What’s next? Random ROB has chosen… Heathcliff: The Fast and the Furriest for the Nintendo Wii. … What? Did they make an entire Heathcliff racing game just to satisfy that pun? Guess we’ll find out. Please look forward to it!

2 thoughts on “FGC #148 Mighty No. 9”
  1. I didn’t back Mighty No. 9 due to a combination of factors. Debit card maintenance fees leaving me uncertain just how much cash I’d have, knowing that people still mad about Capcom denying them Mega Man Legends 3 would fund it to spite them, not wanting to spend money on games that might exist ‘cuz I have a limited gaming budget and there’s lots of games I want that already exist, making peace with the chances of a new Mega Man being slim ‘cuz there’s still dozens of old Mega Man games, etc.

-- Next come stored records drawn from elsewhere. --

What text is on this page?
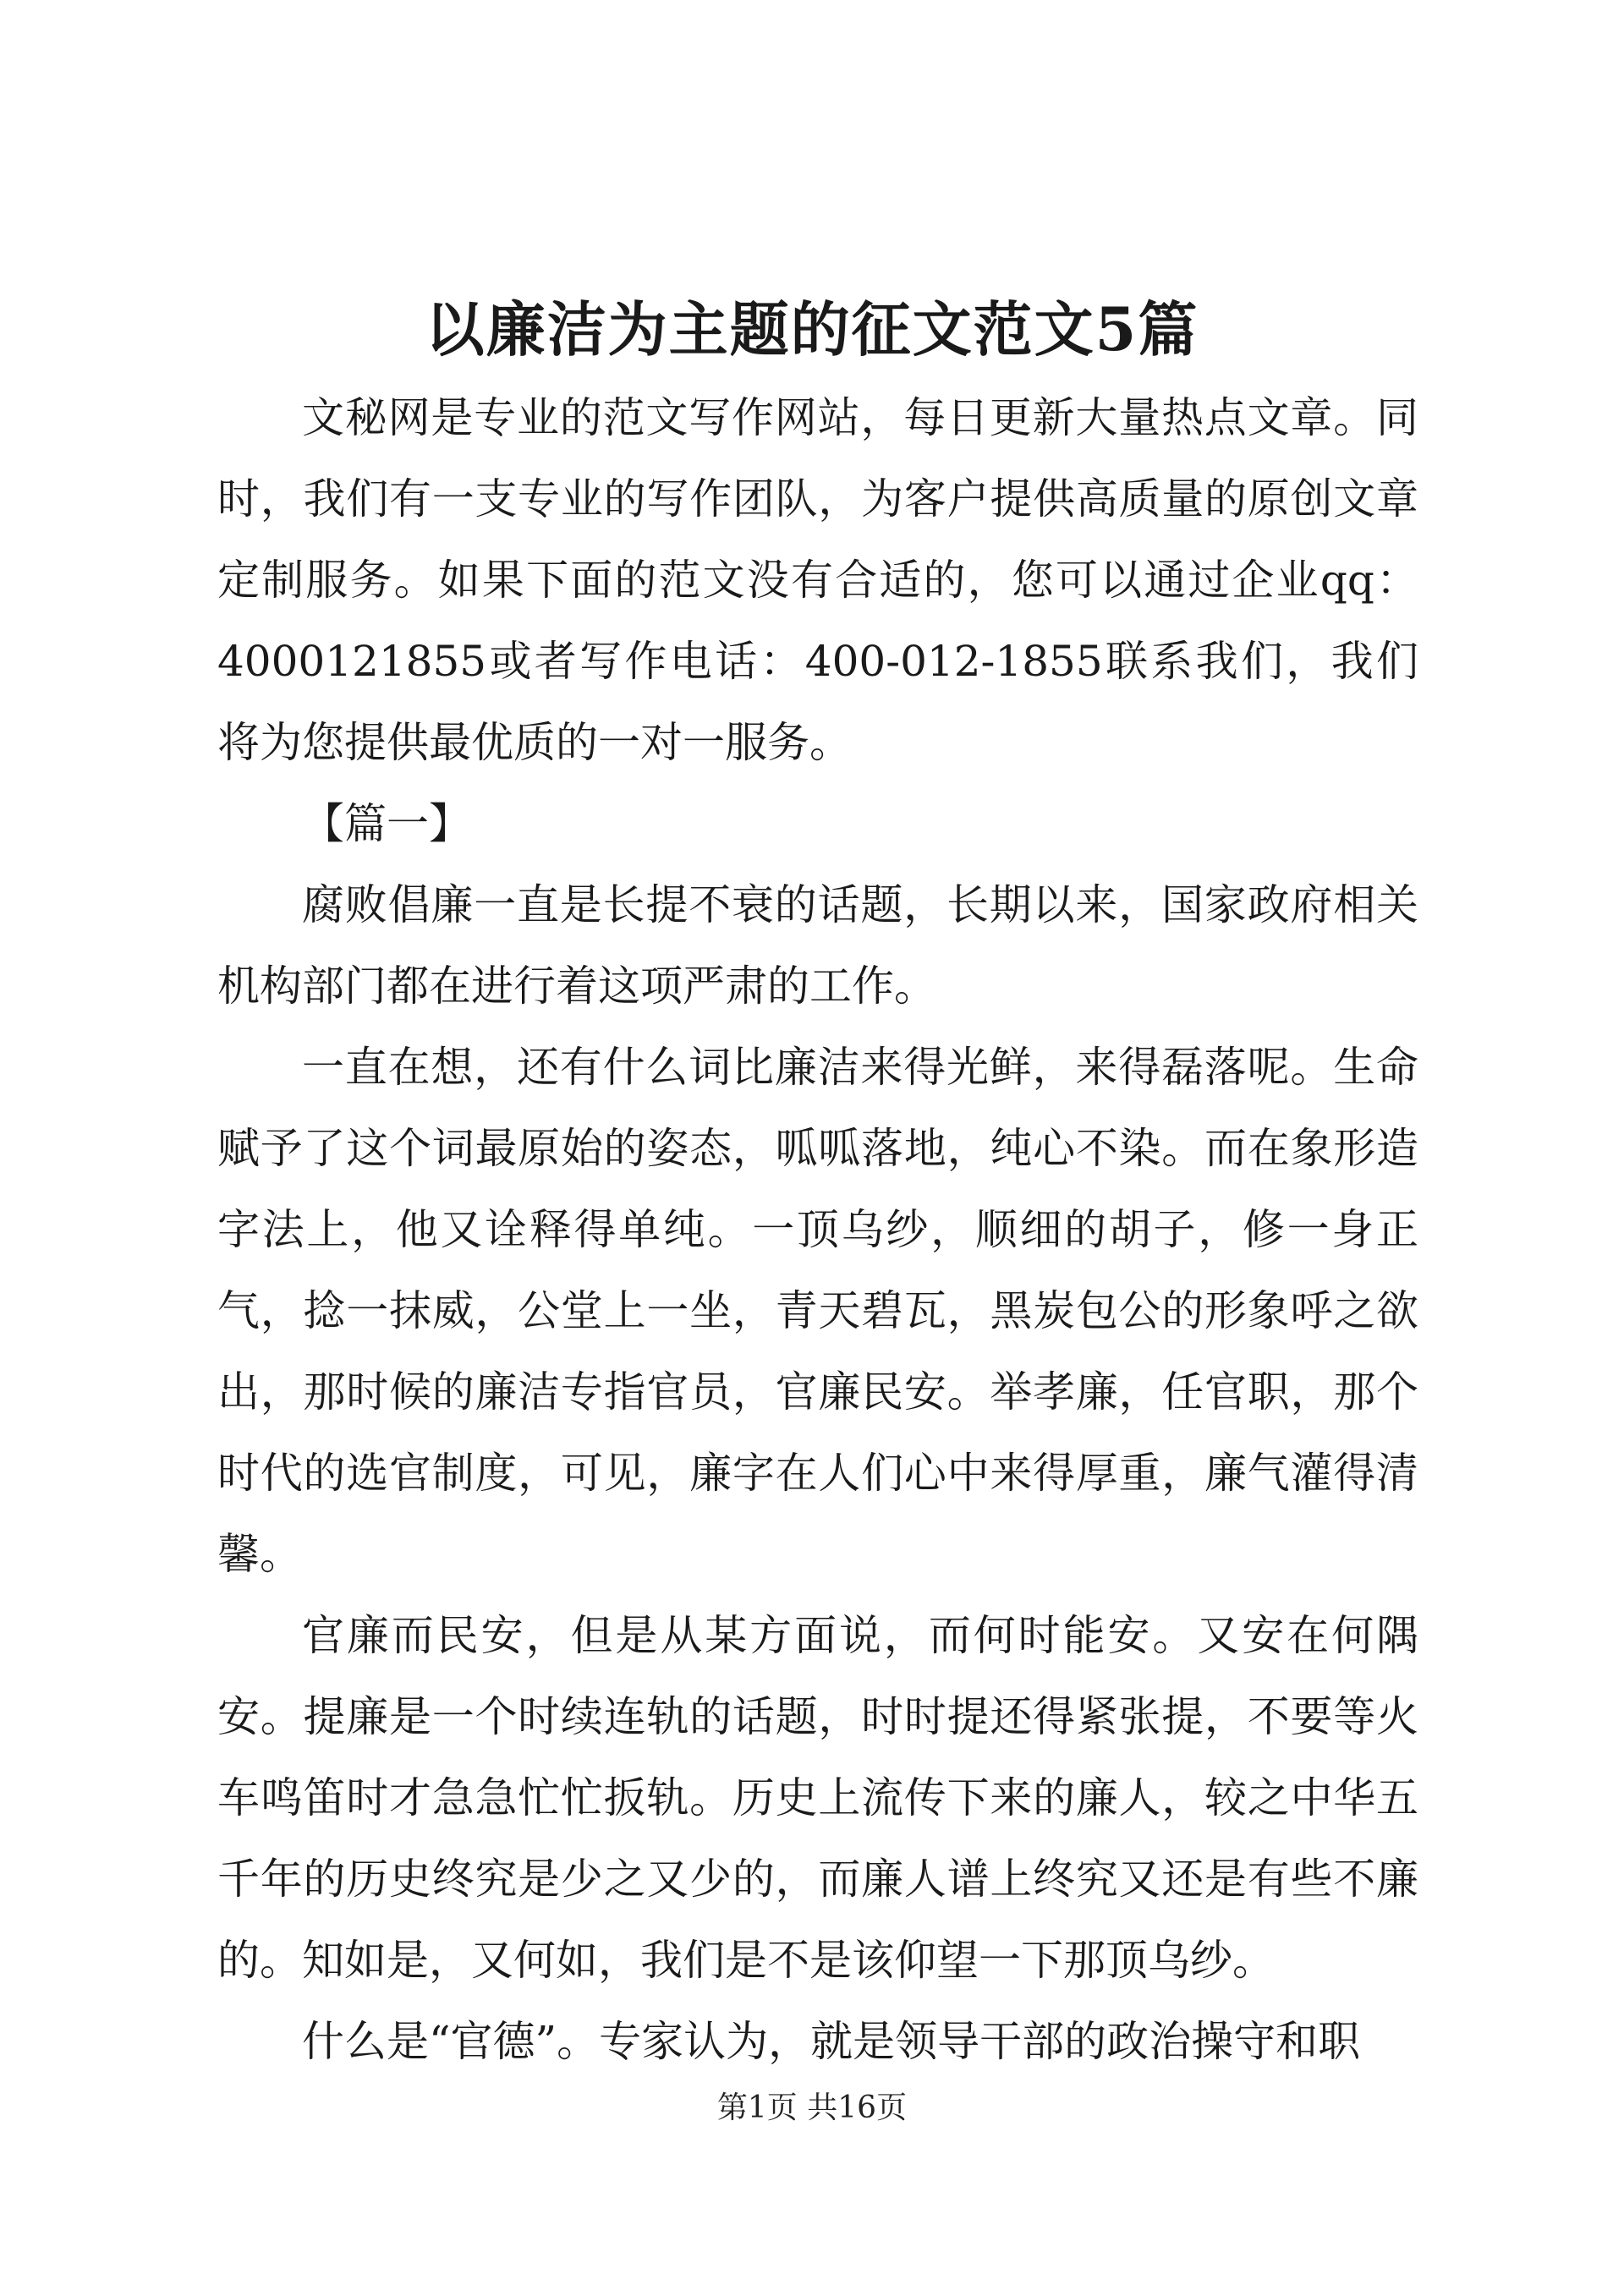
以廉洁为主题的征文范文5篇

文秘网是专业的范文写作网站，每日更新大量热点文章。同时，我们有一支专业的写作团队，为客户提供高质量的原创文章定制服务。如果下面的范文没有合适的，您可以通过企业qq：4000121855或者写作电话：400-012-1855联系我们，我们将为您提供最优质的一对一服务。

【篇一】

腐败倡廉一直是长提不衰的话题，长期以来，国家政府相关机构部门都在进行着这项严肃的工作。

一直在想，还有什么词比廉洁来得光鲜，来得磊落呢。生命赋予了这个词最原始的姿态，呱呱落地，纯心不染。而在象形造字法上，他又诠释得单纯。一顶乌纱，顺细的胡子，修一身正气，捻一抹威，公堂上一坐，青天碧瓦，黑炭包公的形象呼之欲出，那时候的廉洁专指官员，官廉民安。举孝廉，任官职，那个时代的选官制度，可见，廉字在人们心中来得厚重，廉气灌得清馨。

官廉而民安，但是从某方面说，而何时能安。又安在何隅安。提廉是一个时续连轨的话题，时时提还得紧张提，不要等火车鸣笛时才急急忙忙扳轨。历史上流传下来的廉人，较之中华五千年的历史终究是少之又少的，而廉人谱上终究又还是有些不廉的。知如是，又何如，我们是不是该仰望一下那顶乌纱。

什么是“官德”。专家认为，就是领导干部的政治操守和职

第1页 共16页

    Still, I was looking forward to it. I mean, even if it was a new series, it seemed like something that would be hard to fuck up, right? Yeah, I WAS looking forward to it. But now the game’s out and for me at least it’s gone from “Buy ASAP” to “Wait until it’s had some serious patching and/or it’s on sale.” Others, they’re lighting the torches.

    I think Inafune and co. tried to do way too much at once for a li’l indie company. They released Mighty No. 9 for way too many platforms and piled on extraneous nonsense like online multiplayer and fully voiced dialogue. Unreal Engine 3 having its support cut off didn’t do them any favors, either.

    Oh well, if Inafking does make Mighty No. 9² like he and Comcept want to I’d expect it to be a whole lot better, especially after the lessons learned from this KickStarter snafu. Though I’d guess the chances of a Mighty No. 9³ are slim.